Na de Kristallnacht komt de Duitse Jacob alleen in Nederland terecht. Zal hij ooit zijn ouders en zusje terugzien?
9 november 1938. Woedend en radeloos staat Jacob tussen de scherven van hun mooie winkel, en als hij naar buiten loopt, ziet hij dat de hele straat bezaaid is met glas... In deze nacht, die later de Kristallnacht zal worden genoemd, zijn in heel Duitsland duizenden ruiten ingegooid van joodse winkeliers. Alleen maar omdat ze joods zijn.
Jacob en zijn familie proberen het vreselijke regime in Duitsland te ontvluchten, maar het lukt alleen Jacob om de Nederlandse grens over te steken. Hij komt terecht in Centraal Vluchtelingenkamp Westerbork. Jacob vraagt zich af of hij zijn ouders en zijn zusje ooit nog terug zal zien...

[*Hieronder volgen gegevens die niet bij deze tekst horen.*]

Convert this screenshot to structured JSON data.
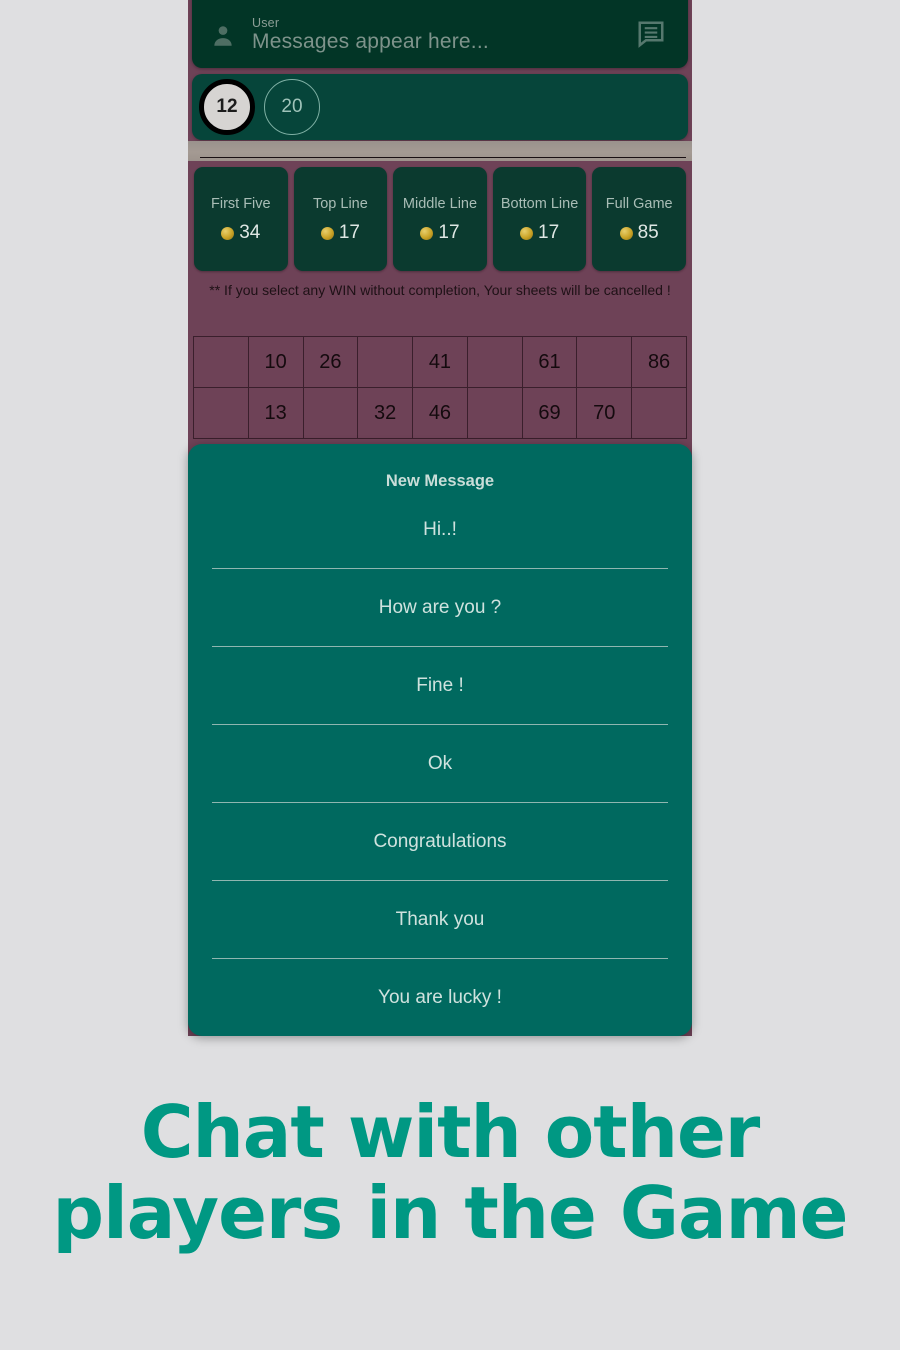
{
  "screen": {
    "background_color": "#dfdfe1",
    "board_color": "#6e4257",
    "dark_green": "#023526",
    "dialog_color": "#00695f",
    "accent_color": "#009883"
  },
  "message_bar": {
    "user_label": "User",
    "placeholder": "Messages appear here...",
    "user_icon": "person-icon",
    "chat_icon": "chat-bubble-icon"
  },
  "numbers_strip": {
    "current_number": "12",
    "previous_number": "20"
  },
  "prizes": [
    {
      "name": "First Five",
      "amount": "34",
      "coin_icon": "coin-icon"
    },
    {
      "name": "Top Line",
      "amount": "17",
      "coin_icon": "coin-icon"
    },
    {
      "name": "Middle Line",
      "amount": "17",
      "coin_icon": "coin-icon"
    },
    {
      "name": "Bottom Line",
      "amount": "17",
      "coin_icon": "coin-icon"
    },
    {
      "name": "Full Game",
      "amount": "85",
      "coin_icon": "coin-icon"
    }
  ],
  "warning": "** If you select any WIN without completion, Your sheets will be cancelled !",
  "ticket": {
    "columns": 9,
    "rows": [
      [
        "",
        "10",
        "26",
        "",
        "41",
        "",
        "61",
        "",
        "86"
      ],
      [
        "",
        "13",
        "",
        "32",
        "46",
        "",
        "69",
        "70",
        ""
      ]
    ]
  },
  "dialog": {
    "title": "New Message",
    "options": [
      "Hi..!",
      "How are you ?",
      "Fine !",
      "Ok",
      "Congratulations",
      "Thank you",
      "You are lucky !"
    ]
  },
  "caption": {
    "line1": "Chat with other",
    "line2": "players in the Game"
  }
}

Ook Mieke is net aangekomen in Westerbork. Niet in het kamp: haar vader heeft er een baan gekregen. Mieke verheugt zich op haar nieuwe bestaan, maar als ze Jacob ontmoet en begrijpt wat er werkelijk aan de hand is in het vluchtelingenkamp, slaat haar vreugde om in verbijstering. En dat was nog voordat de Tweede Wereldoorlog in Nederland was begonnen...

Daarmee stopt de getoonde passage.